Perkembangan Situasi Perempuan dan Wacana Hak-hak Asasi Manusia : Pentingnya Amandemen UUP
Sudah 29 tahun, masa yang dilewatkan oleh UUP ini sejak tahun lahirnya 1974. Dalam rentang waktu yang sedemikian lama dan panjang tersebut, adalah wajar bila banyak perubahan yang terjadi di tengah-tengah masyarakat khususnya berkaitan dengan situasi perempuan. Misalnya, fenomena perempuan sebagai kepala rumah tangga yang dari tahun ke tahun terus meningkat, hal mana tidak bisa dijelaskan melalui UUP yang membatasi hanya suami yang menjadi kepala rumah tangga.
Selain itu, perkembangan wacana hak-hak asasi manusia secara internasional telah mendorong banyak pihak untuk mewujudkan pengakuannya secara konkret di tingkat nasional dalam berbagai bentuk pengakuan hukum (legal instrument). Sejak dari UU HAM, UU Pengadilan HAM sampai pada UU Perlindungan Anak yang membatasi usia anak adalah di bawah 18 tahun. UUP yang masih menetapkan batas usia perkawinan bagi perempuan adalah 16 tahun jelas tertantang dengan adanya perkembangan terakhir ini. Artinya UUP bisa dikategorikan melegitimasi pernikahan anak-anak menurut wacana terakhir HAM ini.
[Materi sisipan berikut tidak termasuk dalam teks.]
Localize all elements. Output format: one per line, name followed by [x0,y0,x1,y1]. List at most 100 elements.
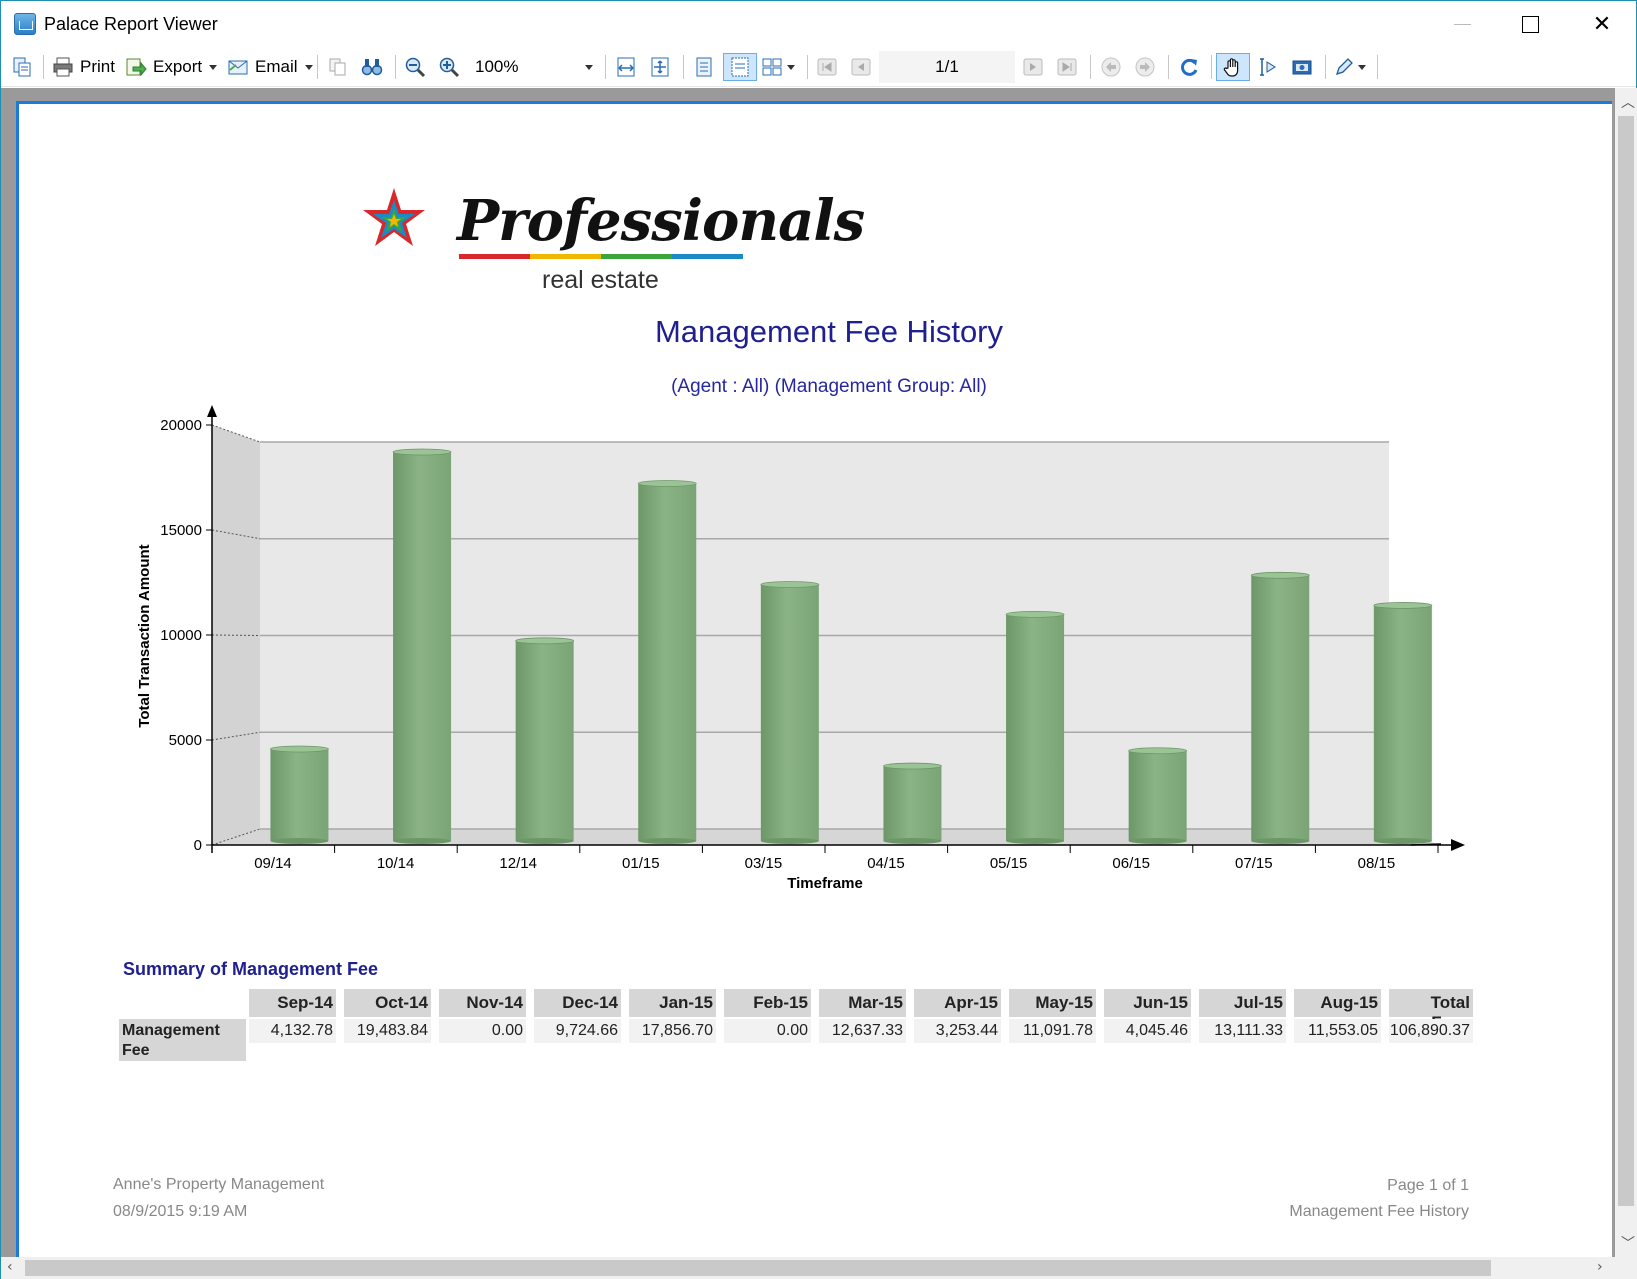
scroll-right-icon[interactable]: › [1597,1259,1603,1275]
refresh-icon [1181,58,1198,76]
summary-cell: 11,553.05 [1294,1019,1381,1043]
minimize-button[interactable] [1429,1,1495,47]
last-page-button[interactable] [1056,53,1078,81]
y-tick-label: 0 [194,837,202,854]
snapshot-icon [1292,60,1312,75]
horizontal-scrollbar[interactable]: ‹ › [1,1257,1615,1279]
text-select-icon [1260,58,1276,76]
refresh-button[interactable] [1178,53,1200,81]
summary-row-label: Management Fee [119,1019,246,1061]
vertical-scrollbar[interactable]: ︿ ﹀ [1615,88,1637,1257]
bar-base [1251,838,1310,844]
last-page-icon [1057,58,1077,76]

Instrumen-instrumen hukum yang menjadi landasan usulan Amandemen UUP
Berbagai instrumen hukum yang mengkerangkai usulan amandemen UUP ini sebagai berikut:
1. Amandemen UUD 1945, khususnya amandemen kedua Pasal 28 UUD 1945 yang mencantumkan ketentuan bahwa setiap orang harus bebas dari diskriminasi atas dasar apapun.
2. GBHN Tahun 1999-2004, BAB IV mengenai arah kebijakan tentang kedudukan dan peranan perempuan: “meningkatkan kedudukan dan peranan perempuan dalam kehidupan berbangsa dan bernegara melalui kebijakan yang diemban oleh lembaga yang mampu memperjuangkan terwujudnya kesetaraan dan keadilan gender.’
3. UU No. 39 Tahun 1999 tentang HAM. Pasal 51 menyebutkan hak dan tanggungjawab yang sama dalam kehidupan perkawinan.
4. UU No. 7 Tahun 1984 tentang Ratifikasi Konvensi Perempuan (CEDAW). Pasal 16:
· Hak dan tanggung jawab yang sama dalam semua urusan yang berhubungan dengan perkawinan dan hubungan kekeluargaan atas dasar persamaan antara laki-laki dan perempuan;
· Hak yang sama untuk memasuki jenjang perkawinan, memilih suami/pasangan yang bebas;
· Hak dan tanggung jawab yang sama selama perkawinan dan pemutusan perkawinan;
· Hak dan tanggung jawab yang sama dalam perwalian, pemeliharaan, pengawasan dan pengangkatan anak;
· Hak yang sama sebagai suami isteri, termasuk untuk memilih nama keluarga, profesi, jabatan.
5. UU No. 23 Tahun 2002
Pasal 1 (Ketentuan Umum) : Anak adalah seseorang yang belum berusia 18 (delapan belas) tahun, termasuk anak yang masih dalam kandungan.
Pasal 7 (ayat 1) : Setiap anak berhak untuk mengetahui orang tuanya, dibesarkan, dan diasuh oleh orang tuanya sendiri.
6. Deklarasi Penghapusan Kekerasan Terhadap Perempuan
Pasal 1:
“Kekerasan terhadap perempuan” adalah setiap perbuatan berdasarkan perbedaan jenis kelamin yang berakibat atau mungkin berakibat kesengsaraan atau penderitaan perempuan secara fisik, seksual atau psikologis, termasuk ancaman perbuatan tertentu, pemaksaan atau perampasan kemerdekaan secara sewenang-wenang, baik yang terjadi di depan umum maupun dalam kehidupan pribadi.